Touching lives (or children?)

Doubt: A Parable

Bonnet party.

Bonnet party.

Rated 5.0

John Patrick Shanley’s Pulitzer/2005 Tony Award-winning drama Doubt: A Parable poses a troubling question: Is Father Flynn, the forward-looking Catholic priest doubling as a coach at the parish school, inappropriately involved with an eighth-grade boy? Or does that allegation spring from the suspicious mind of Sister Aloysius, an aging, dour disciplinarian void of gladness?

What makes Doubt so fascinating are its many unexpected twists and turns. When you arrive at the end, you have more questions than answers—more doubt than proof.

Adopting the theory that three heads are better than one, SN&R sent a trio to B Street Theatre to evaluate this first local production of Doubt, each bringing his or her own take on the play and the production:

Patti Roberts, who saw the debut production of Doubt on Broadway (and survived Catholic school): When I stumbled upon Doubt, the Broadway buzz had just begun and I had little knowledge of the story, which turned out to be a blessing. I was amazed at the confidence the playwright had in himself and his audience to believe in and stick to the strength of ambiguity.

Shanley’s choice of placing the story in a ’60s Catholic setting was inspired, right at the time when the Second Ecumenical Council at the Vatican pit the no-questions-asked old school against an emerging modern, hands-on church community. Coupling a daring, intriguing story with a top-notch cast resulted in an award-winning play, and both elements are evident in this B Street production. The pairing, and parrying, of B Street regular Kurt Johnson as Father Flynn and Catherine MacNeal as Sister Aloysius results in memorable theater moments.
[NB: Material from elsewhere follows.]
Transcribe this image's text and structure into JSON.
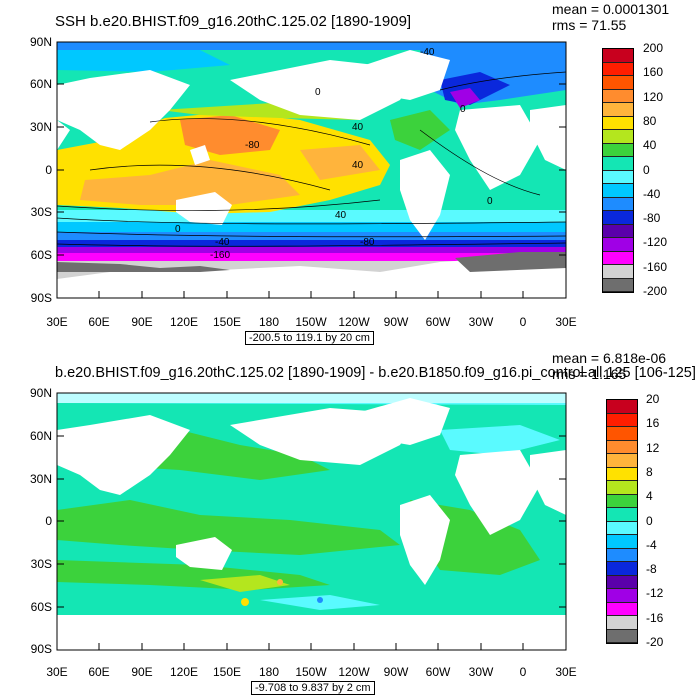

Jeff Hudson, who recently read the script: I fixed on Father Flynn’s line (quietly delivered by Johnson), “Truth tends to make a bad sermon. It’s very confusing and has no clear conclusion.”

I also fixed on actress Erinn Anova (returning to her hometown for this production), playing the black mother of the eighth-grader. Anova has a single scene, but it changes everything, and I loved the way Anova stands tall and stares down a power figure. This scene is more powerful in performance than on the page.

I also flashed on Doubt as a link to the B Street’s inaugural show (Mass Appeal, early ’90s), which touched on suspected impropriety and generational differences in a Catholic setting. And I flashed on Capital Stage’s recent staging of one of Shanley’s other plays, the political satire Dirty Story, which dealt (very differently) with another “forbidden” topic: the Israeli/Arab conflict.

Kel Munger, who encountered the piece for the first time: I’ve got a huge crush on Cherry Jones, who won a Tony for her portrayal of Sister Aloysius in the Broadway production of Doubt, so although this play’s been on my radar, I didn’t expect the deftly handled collision of world views. I, too, was fascinated by Anova’s Mrs. Muller, a black mother attempting to stand by her son the best way she can in a racist society. There is a quiet rebellion in her performance that speaks volumes about the generation of Americans who broke segregation’s back.

But the purposeful devotion to ridding the world of dissent that MacNeal brings to the role of Sister Aloysius caught my attention. Her performance was tense in the finest sense of the word; I was struck by MacNeal’s portrayal of a vulnerable Aloysius, even as she roared her indictment of Father Flynn. This illuminated the rock and hard place the character found herself in as a woman in a religious hierarchy that severely limited her power. The children and naive Sister James (a subtle yet effective performance by Hesley Harps) might think Sister Aloysius was a force to be feared, but in the real world, as in the church, she has such limited power that she’s forced to resort to manipulation.

As always, the B Street’s production values left nothing to be desired, which I think made the performances all the more outstanding. As Shanley would have it, if we learn anything, it’s the danger of certainty.